Alberti is still standing in front of the triptych. ‘I will make a gift of these paintings to the Reichsmarschall when he arrives,’ he says. ‘To welcome him to Florence.’

‘Fine,’ Carità replies. ‘I’ll have my men bring them down to San Marco today. I’ll take this one for myself now, though,’ he says, tucking the collage beneath his arm.

They stomp back down the stairs. Esmond listens for the sound of the door slamming and then looks out of the window as a motorcycle and sidecar pulls through the front gate. ‘Shit,’ says Ada behind him. Esmond runs down and out to where Tatters is lying, a red patch spreading slowly across his wiry white fur. Esmond kneels down beside the dog’s body, which is still warm, and cradles it in his lap. He begins to cry. For the dog, certainly, but for Alessandro, too. For Oreste Ristori. For his baby. He’s still crying when Ada comes down and takes his head against her and speaks soothingly. He feels the flatness of her stomach, the bony undulations of the ribs above them and lets out another sob.
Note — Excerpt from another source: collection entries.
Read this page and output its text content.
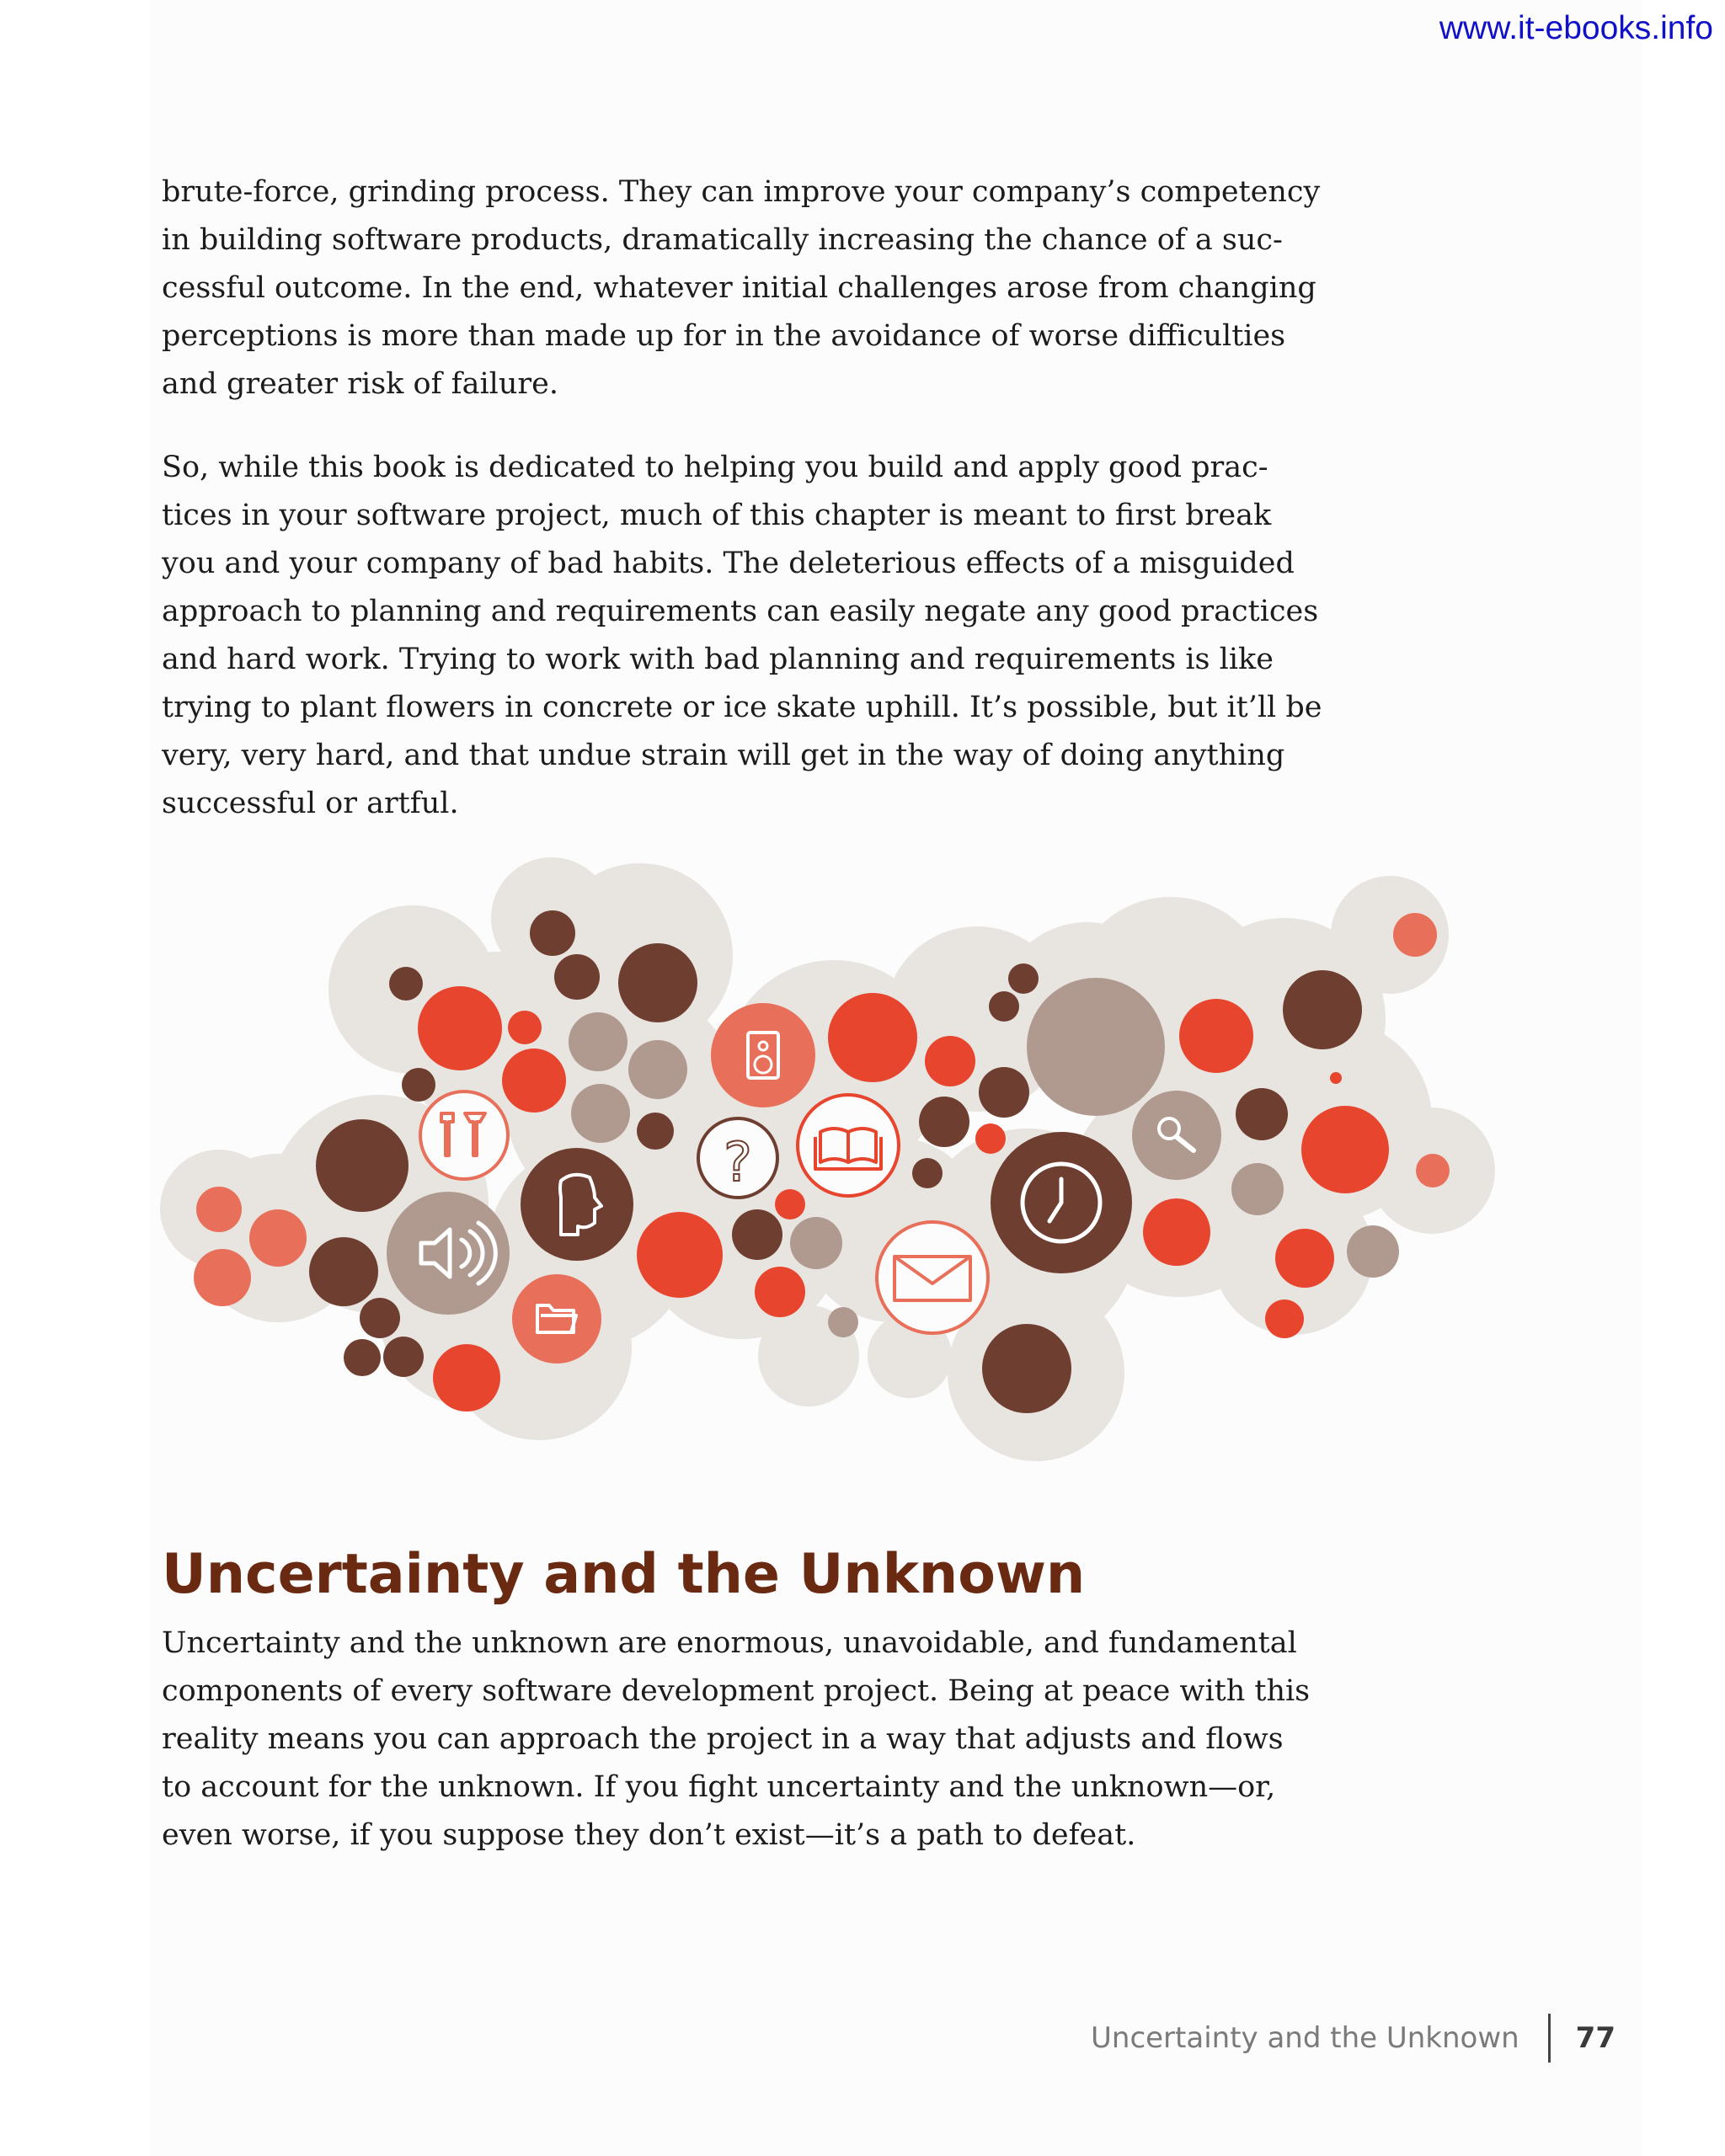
www.it-ebooks.info
brute-force, grinding process. They can improve your company’s competency
in building software products, dramatically increasing the chance of a suc-
cessful outcome. In the end, whatever initial challenges arose from changing
perceptions is more than made up for in the avoidance of worse difficulties
and greater risk of failure.
So, while this book is dedicated to helping you build and apply good prac-
tices in your software project, much of this chapter is meant to first break
you and your company of bad habits. The deleterious effects of a misguided
approach to planning and requirements can easily negate any good practices
and hard work. Trying to work with bad planning and requirements is like
trying to plant flowers in concrete or ice skate uphill. It’s possible, but it’ll be
very, very hard, and that undue strain will get in the way of doing anything
successful or artful.
?
Uncertainty and the Unknown
Uncertainty and the unknown are enormous, unavoidable, and fundamental
components of every software development project. Being at peace with this
reality means you can approach the project in a way that adjusts and flows
to account for the unknown. If you fight uncertainty and the unknown—or,
even worse, if you suppose they don’t exist—it’s a path to defeat.
Uncertainty and the Unknown 77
‘We need to get out of here,’ she says. ‘I radioed down to Maria Luigia at CoRa. Bruno’s coming to take us to Monte Morello. We should go up and pack.’

‘I need to do this, first,’ he says.

Esmond takes the dog’s body down into the garden and lays it beneath the umbrella sculpture, from which the dead fingers of last summer’s vines hang down. He brings up stones from the terrace by the swimming pool and soon he has constructed a small cairn over the body. He walks back up to the house, his eyes now dry, his mouth set in a firm, bloodless line.

He fills his morocco bag with clothes, runs down to the drawing room to grab an armful of books, then back up to the bedroom, where he places the books with his revolver and a bundle of letters in the top of the bag. He and Ada stand staring at the triptych together.

‘I suppose it’s goodbye,’ she says.

He looks at the painting of Christ, the two smaller panels either side. ‘Don’t be so sure,’ he says.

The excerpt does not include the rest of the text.